Some of the most wonderful collaborative moments occur indirectly. If you’ve ever been in a desultory conversation with colleagues, when the perfect solution to a collective problem or the perfect arrangement for working together seemed to magically show up, you know what I’m talking about.

The appeal of indirect collaboration is obvious: it’s powerful and seemingly effortless. So it’s no surprise that anytime we need collaboration, we’re quick to engage in a passive egalitarian exchange of ideas, and hope for that collective eureka moment. The key word here: hope.

Just recently a couple of entrepreneurs asked me to a cup of coffee. They were doing work that was complementary to mine and thought if we all put our heads together, we were bound to discover an opportunity to collaborate. So we chatted about our lives, our businesses, our goals, our dreams, and waited for the collaboration to happen. But it didn’t.

And therein lies the problem with indirect collaboration, it’s not available on demand. It happens by way of serendipity and you can’t create serendipity.  The best you can do is foster it.

Steve Jobs understood this. When redesigning the Pixar Studios complex, he famously put all the bathrooms (he decided on just two) in one central space. Sure, it was inconvenient for many, but it ensured people from every corner of the organization would frequently bump into one another, fostering lots of random conversations. The chance that any one of those conversations would lead to collaboration was slim, but enough conversations, and one of them was bound to lead to the next great project.

Clay Hebert understands this too. His new platform, Spindows, allows speed video networking between people in the same organization. Spindows  randomly connects users based on a particular topic or common interest. The beauty of the service is that it allows you to do a lot of sessions in a short amount of time. The more chats, the greater the likelihood of a collaborative breakthrough

Indirect collaboration can be a worthy long term strategy but it requires foresight and patience.

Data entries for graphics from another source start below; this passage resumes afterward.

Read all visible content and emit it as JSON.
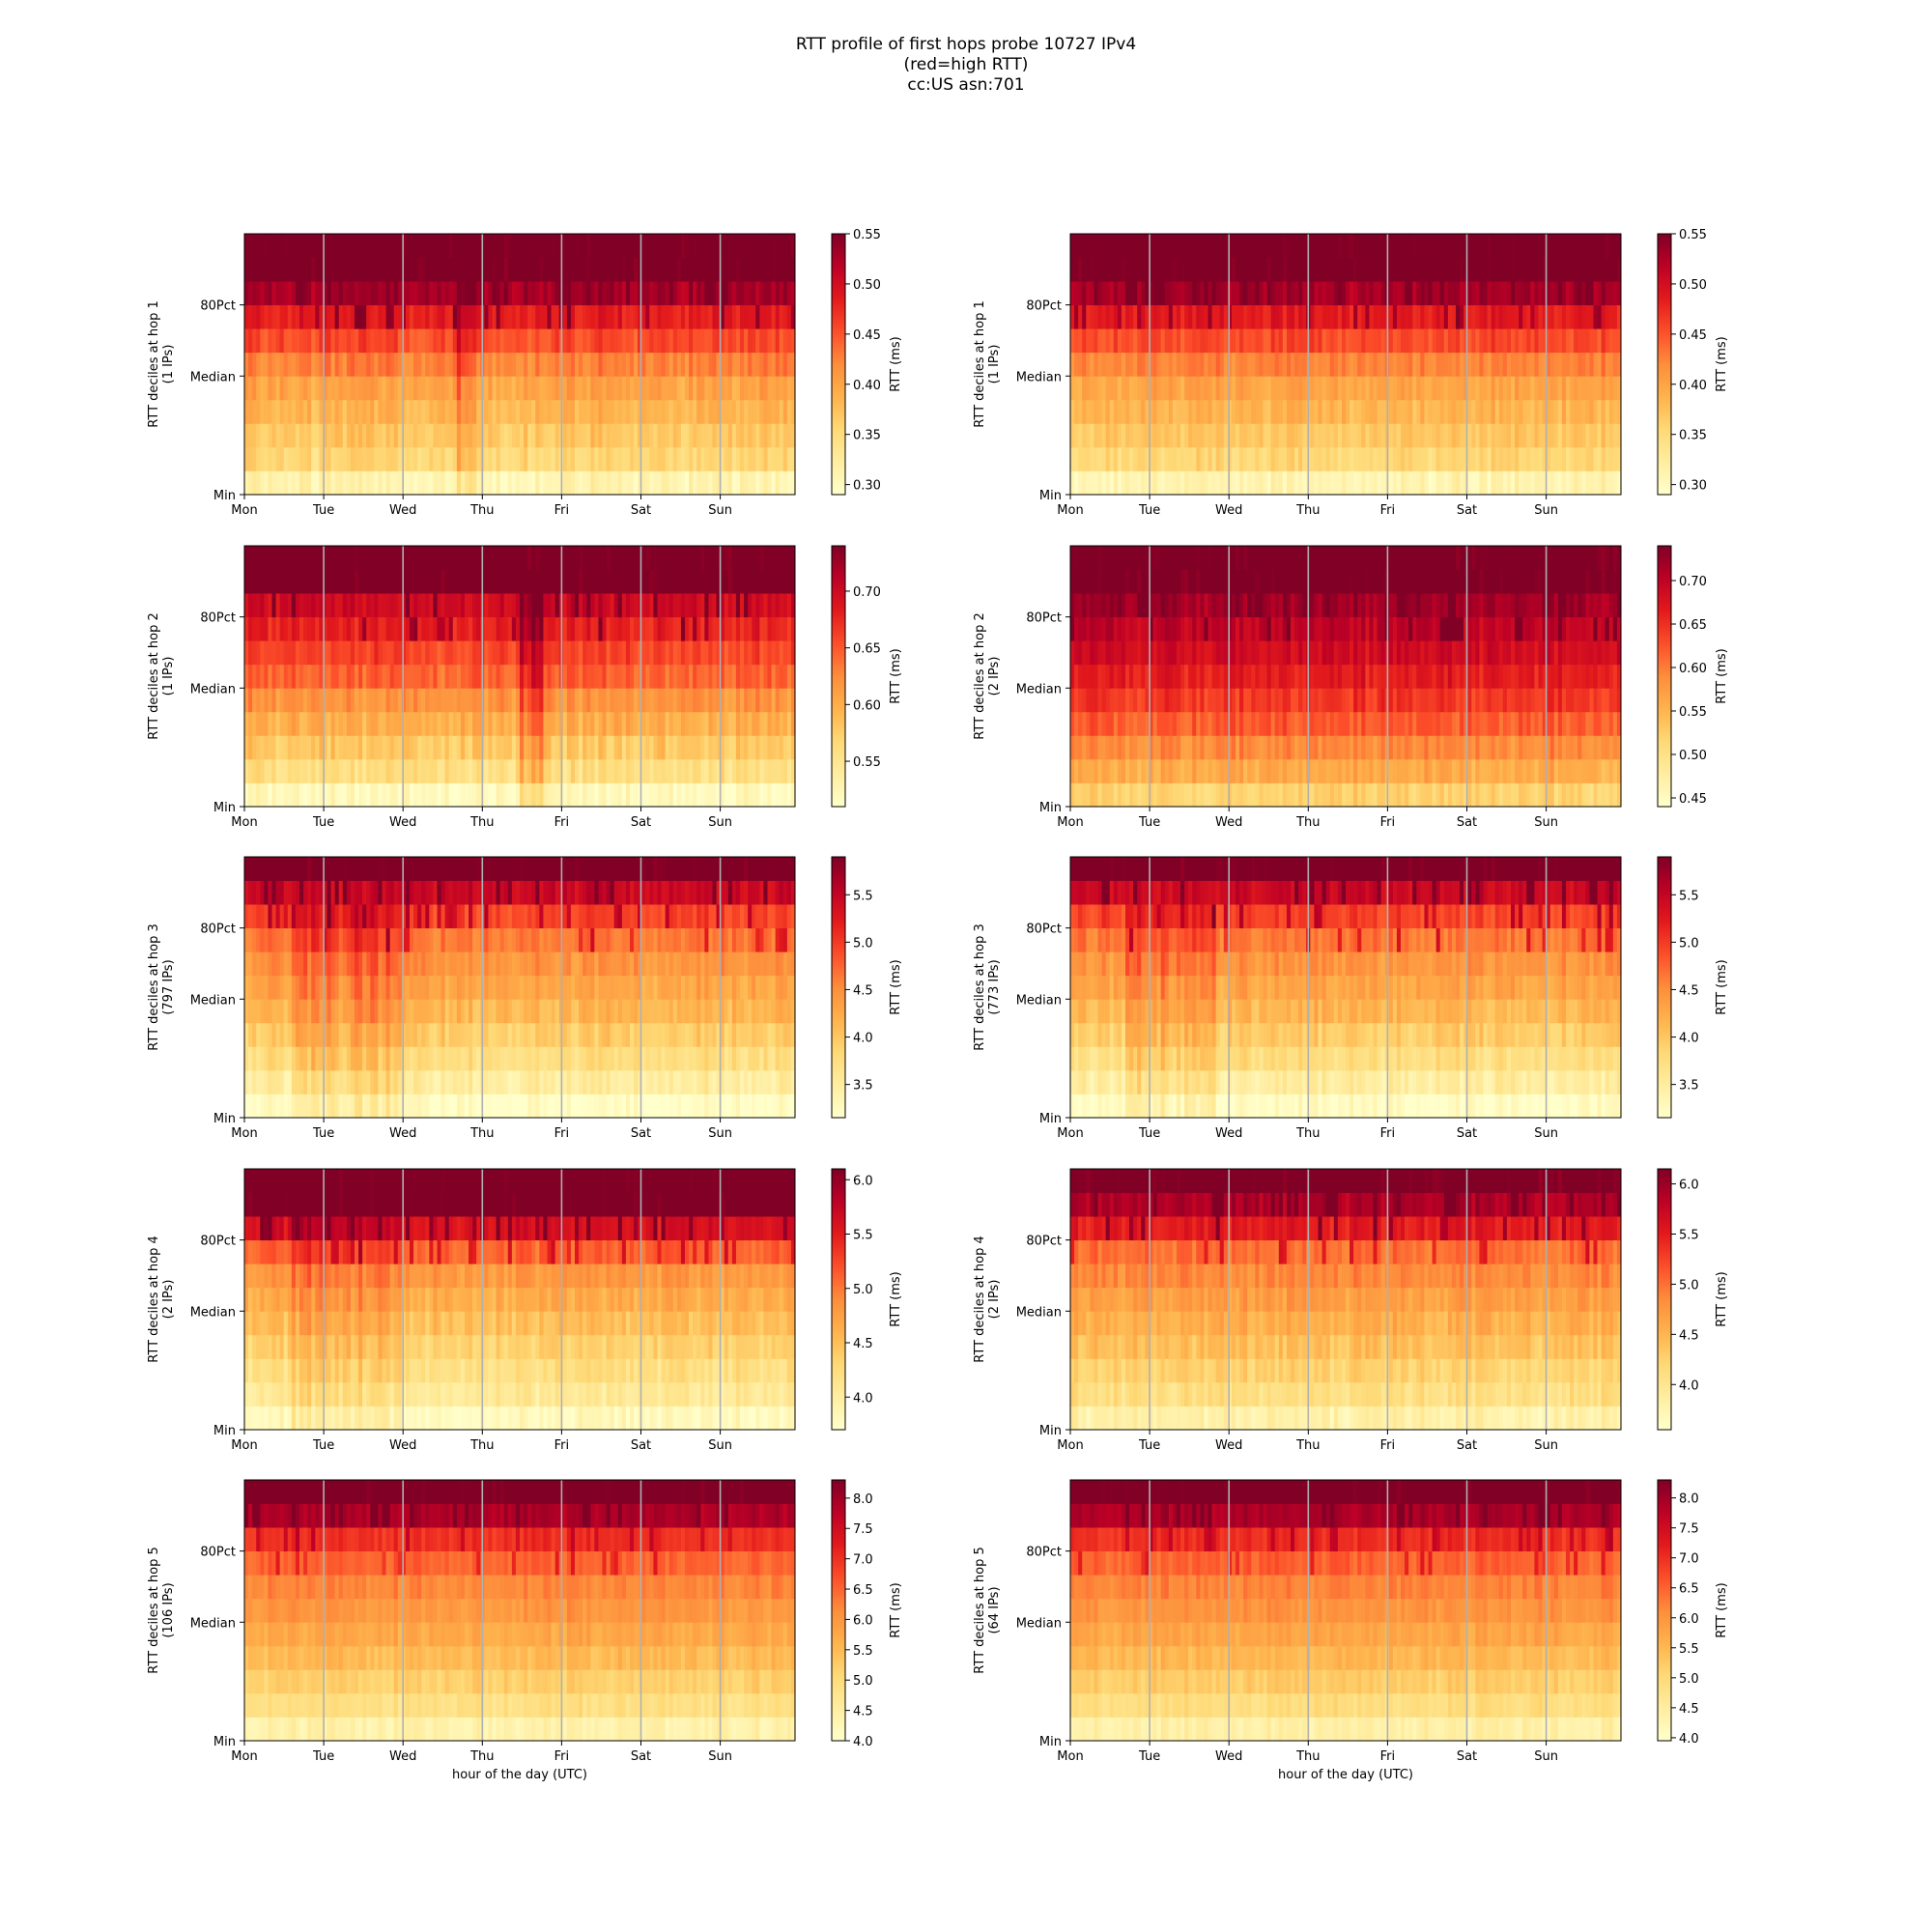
{
  "figure": {
    "title_lines": [
      "RTT profile of first hops probe 10727 IPv4",
      "(red=high RTT)",
      "cc:US asn:701"
    ],
    "xlabel": "hour of the day (UTC)"
  },
  "chart_data": [
    {
      "type": "heatmap",
      "hop": 1,
      "ylabel": [
        "RTT deciles at hop 1",
        "(1 IPs)"
      ],
      "x_ticks": [
        "Mon",
        "Tue",
        "Wed",
        "Thu",
        "Fri",
        "Sat",
        "Sun"
      ],
      "y_ticks": [
        "Min",
        "Median",
        "80Pct"
      ],
      "colorbar_label": "RTT (ms)",
      "colorbar_range": [
        0.29,
        0.55
      ],
      "colorbar_ticks": [
        "0.30",
        "0.35",
        "0.40",
        "0.45",
        "0.50",
        "0.55"
      ],
      "colorbar_tick_values": [
        0.3,
        0.35,
        0.4,
        0.45,
        0.5,
        0.55
      ],
      "decile_values": [
        0.31,
        0.355,
        0.37,
        0.385,
        0.4,
        0.425,
        0.455,
        0.485,
        0.53,
        0.56,
        0.56
      ],
      "noise": 0.022,
      "stripes": [
        [
          0.38,
          0.42,
          0.03
        ]
      ]
    },
    {
      "type": "heatmap",
      "hop": 1,
      "ylabel": [
        "RTT deciles at hop 1",
        "(1 IPs)"
      ],
      "x_ticks": [
        "Mon",
        "Tue",
        "Wed",
        "Thu",
        "Fri",
        "Sat",
        "Sun"
      ],
      "y_ticks": [
        "Min",
        "Median",
        "80Pct"
      ],
      "colorbar_label": "RTT (ms)",
      "colorbar_range": [
        0.29,
        0.55
      ],
      "colorbar_ticks": [
        "0.30",
        "0.35",
        "0.40",
        "0.45",
        "0.50",
        "0.55"
      ],
      "colorbar_tick_values": [
        0.3,
        0.35,
        0.4,
        0.45,
        0.5,
        0.55
      ],
      "decile_values": [
        0.31,
        0.355,
        0.37,
        0.385,
        0.4,
        0.425,
        0.455,
        0.485,
        0.53,
        0.56,
        0.56
      ],
      "noise": 0.02,
      "stripes": []
    },
    {
      "type": "heatmap",
      "hop": 2,
      "ylabel": [
        "RTT deciles at hop 2",
        "(1 IPs)"
      ],
      "x_ticks": [
        "Mon",
        "Tue",
        "Wed",
        "Thu",
        "Fri",
        "Sat",
        "Sun"
      ],
      "y_ticks": [
        "Min",
        "Median",
        "80Pct"
      ],
      "colorbar_label": "RTT (ms)",
      "colorbar_range": [
        0.51,
        0.74
      ],
      "colorbar_ticks": [
        "0.55",
        "0.60",
        "0.65",
        "0.70"
      ],
      "colorbar_tick_values": [
        0.55,
        0.6,
        0.65,
        0.7
      ],
      "decile_values": [
        0.52,
        0.56,
        0.58,
        0.6,
        0.62,
        0.645,
        0.66,
        0.68,
        0.7,
        0.75,
        0.75
      ],
      "noise": 0.02,
      "stripes": [
        [
          0.5,
          0.54,
          0.04
        ]
      ]
    },
    {
      "type": "heatmap",
      "hop": 2,
      "ylabel": [
        "RTT deciles at hop 2",
        "(2 IPs)"
      ],
      "x_ticks": [
        "Mon",
        "Tue",
        "Wed",
        "Thu",
        "Fri",
        "Sat",
        "Sun"
      ],
      "y_ticks": [
        "Min",
        "Median",
        "80Pct"
      ],
      "colorbar_label": "RTT (ms)",
      "colorbar_range": [
        0.44,
        0.74
      ],
      "colorbar_ticks": [
        "0.45",
        "0.50",
        "0.55",
        "0.60",
        "0.65",
        "0.70"
      ],
      "colorbar_tick_values": [
        0.45,
        0.5,
        0.55,
        0.6,
        0.65,
        0.7
      ],
      "decile_values": [
        0.52,
        0.56,
        0.59,
        0.62,
        0.645,
        0.665,
        0.685,
        0.7,
        0.72,
        0.75,
        0.75
      ],
      "noise": 0.025,
      "stripes": []
    },
    {
      "type": "heatmap",
      "hop": 3,
      "ylabel": [
        "RTT deciles at hop 3",
        "(797 IPs)"
      ],
      "x_ticks": [
        "Mon",
        "Tue",
        "Wed",
        "Thu",
        "Fri",
        "Sat",
        "Sun"
      ],
      "y_ticks": [
        "Min",
        "Median",
        "80Pct"
      ],
      "colorbar_label": "RTT (ms)",
      "colorbar_range": [
        3.15,
        5.9
      ],
      "colorbar_ticks": [
        "3.5",
        "4.0",
        "4.5",
        "5.0",
        "5.5"
      ],
      "colorbar_tick_values": [
        3.5,
        4.0,
        4.5,
        5.0,
        5.5
      ],
      "decile_values": [
        3.2,
        3.5,
        3.75,
        3.95,
        4.15,
        4.3,
        4.45,
        4.65,
        4.95,
        5.45,
        6.0
      ],
      "noise": 0.22,
      "stripes": [
        [
          0.08,
          0.28,
          0.35
        ]
      ]
    },
    {
      "type": "heatmap",
      "hop": 3,
      "ylabel": [
        "RTT deciles at hop 3",
        "(773 IPs)"
      ],
      "x_ticks": [
        "Mon",
        "Tue",
        "Wed",
        "Thu",
        "Fri",
        "Sat",
        "Sun"
      ],
      "y_ticks": [
        "Min",
        "Median",
        "80Pct"
      ],
      "colorbar_label": "RTT (ms)",
      "colorbar_range": [
        3.15,
        5.9
      ],
      "colorbar_ticks": [
        "3.5",
        "4.0",
        "4.5",
        "5.0",
        "5.5"
      ],
      "colorbar_tick_values": [
        3.5,
        4.0,
        4.5,
        5.0,
        5.5
      ],
      "decile_values": [
        3.2,
        3.5,
        3.75,
        3.95,
        4.15,
        4.3,
        4.45,
        4.65,
        4.95,
        5.45,
        6.0
      ],
      "noise": 0.22,
      "stripes": [
        [
          0.1,
          0.26,
          0.25
        ]
      ]
    },
    {
      "type": "heatmap",
      "hop": 4,
      "ylabel": [
        "RTT deciles at hop 4",
        "(2 IPs)"
      ],
      "x_ticks": [
        "Mon",
        "Tue",
        "Wed",
        "Thu",
        "Fri",
        "Sat",
        "Sun"
      ],
      "y_ticks": [
        "Min",
        "Median",
        "80Pct"
      ],
      "colorbar_label": "RTT (ms)",
      "colorbar_range": [
        3.7,
        6.1
      ],
      "colorbar_ticks": [
        "4.0",
        "4.5",
        "5.0",
        "5.5",
        "6.0"
      ],
      "colorbar_tick_values": [
        4.0,
        4.5,
        5.0,
        5.5,
        6.0
      ],
      "decile_values": [
        3.8,
        4.05,
        4.2,
        4.35,
        4.5,
        4.65,
        4.8,
        5.1,
        5.6,
        6.2,
        6.2
      ],
      "noise": 0.18,
      "stripes": [
        [
          0.08,
          0.28,
          0.2
        ]
      ]
    },
    {
      "type": "heatmap",
      "hop": 4,
      "ylabel": [
        "RTT deciles at hop 4",
        "(2 IPs)"
      ],
      "x_ticks": [
        "Mon",
        "Tue",
        "Wed",
        "Thu",
        "Fri",
        "Sat",
        "Sun"
      ],
      "y_ticks": [
        "Min",
        "Median",
        "80Pct"
      ],
      "colorbar_label": "RTT (ms)",
      "colorbar_range": [
        3.55,
        6.15
      ],
      "colorbar_ticks": [
        "4.0",
        "4.5",
        "5.0",
        "5.5",
        "6.0"
      ],
      "colorbar_tick_values": [
        4.0,
        4.5,
        5.0,
        5.5,
        6.0
      ],
      "decile_values": [
        3.8,
        4.1,
        4.25,
        4.4,
        4.55,
        4.7,
        4.85,
        5.0,
        5.5,
        5.9,
        6.2
      ],
      "noise": 0.2,
      "stripes": []
    },
    {
      "type": "heatmap",
      "hop": 5,
      "ylabel": [
        "RTT deciles at hop 5",
        "(106 IPs)"
      ],
      "x_ticks": [
        "Mon",
        "Tue",
        "Wed",
        "Thu",
        "Fri",
        "Sat",
        "Sun"
      ],
      "y_ticks": [
        "Min",
        "Median",
        "80Pct"
      ],
      "colorbar_label": "RTT (ms)",
      "colorbar_range": [
        4.0,
        8.3
      ],
      "colorbar_ticks": [
        "4.0",
        "4.5",
        "5.0",
        "5.5",
        "6.0",
        "6.5",
        "7.0",
        "7.5",
        "8.0"
      ],
      "colorbar_tick_values": [
        4.0,
        4.5,
        5.0,
        5.5,
        6.0,
        6.5,
        7.0,
        7.5,
        8.0
      ],
      "decile_values": [
        4.4,
        4.9,
        5.2,
        5.5,
        5.75,
        6.0,
        6.2,
        6.5,
        7.0,
        7.9,
        8.4
      ],
      "noise": 0.25,
      "stripes": []
    },
    {
      "type": "heatmap",
      "hop": 5,
      "ylabel": [
        "RTT deciles at hop 5",
        "(64 IPs)"
      ],
      "x_ticks": [
        "Mon",
        "Tue",
        "Wed",
        "Thu",
        "Fri",
        "Sat",
        "Sun"
      ],
      "y_ticks": [
        "Min",
        "Median",
        "80Pct"
      ],
      "colorbar_label": "RTT (ms)",
      "colorbar_range": [
        3.95,
        8.3
      ],
      "colorbar_ticks": [
        "4.0",
        "4.5",
        "5.0",
        "5.5",
        "6.0",
        "6.5",
        "7.0",
        "7.5",
        "8.0"
      ],
      "colorbar_tick_values": [
        4.0,
        4.5,
        5.0,
        5.5,
        6.0,
        6.5,
        7.0,
        7.5,
        8.0
      ],
      "decile_values": [
        4.4,
        4.9,
        5.2,
        5.5,
        5.75,
        6.0,
        6.2,
        6.5,
        7.0,
        7.9,
        8.4
      ],
      "noise": 0.25,
      "stripes": []
    }
  ]
}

If you want collaboration right now, you’re far better off going with a more direct approach. Direct collaboration doesn’t require serendipity,  just leadership. It involves one person, putting themselves on the line, risking rejection, selling their idea to others. A champion.

Sometimes we forget that this is the way collaboration usually happens. It’s effortful not effortless. It’s often messy, seldom romantic, and can sometimes lead to broken hearts and bruised egos. But it’s much more reliable.

  • http://CorporateCultureRevolution.com/ Bob Winchester

    Very insightful! I never thought about indirect collaboration like that. I feel like this is often the case when we try to force “art”. You just can’t.

    The best you can do is setup the environment where it’s most likely to happen.

    With that being said, it’s seems like it’s a good idea to be intentional about the environment you are collaborating in.

    I wonder if you had chosen a different environment, besides the coffee shop (maybe the golf course), if the outcome would have been different? With less emphasis on the outcome, maybe serendipity would have been kinder?

  • http://www.facebook.com/marc.wong.184 Marc Wong

    Sometimes you can have a eureka moment when you have a good listener. They can just listen to you talk; be a sounding board. They can ask good questions that make you think of new possibilities. They can give you support and encouragement.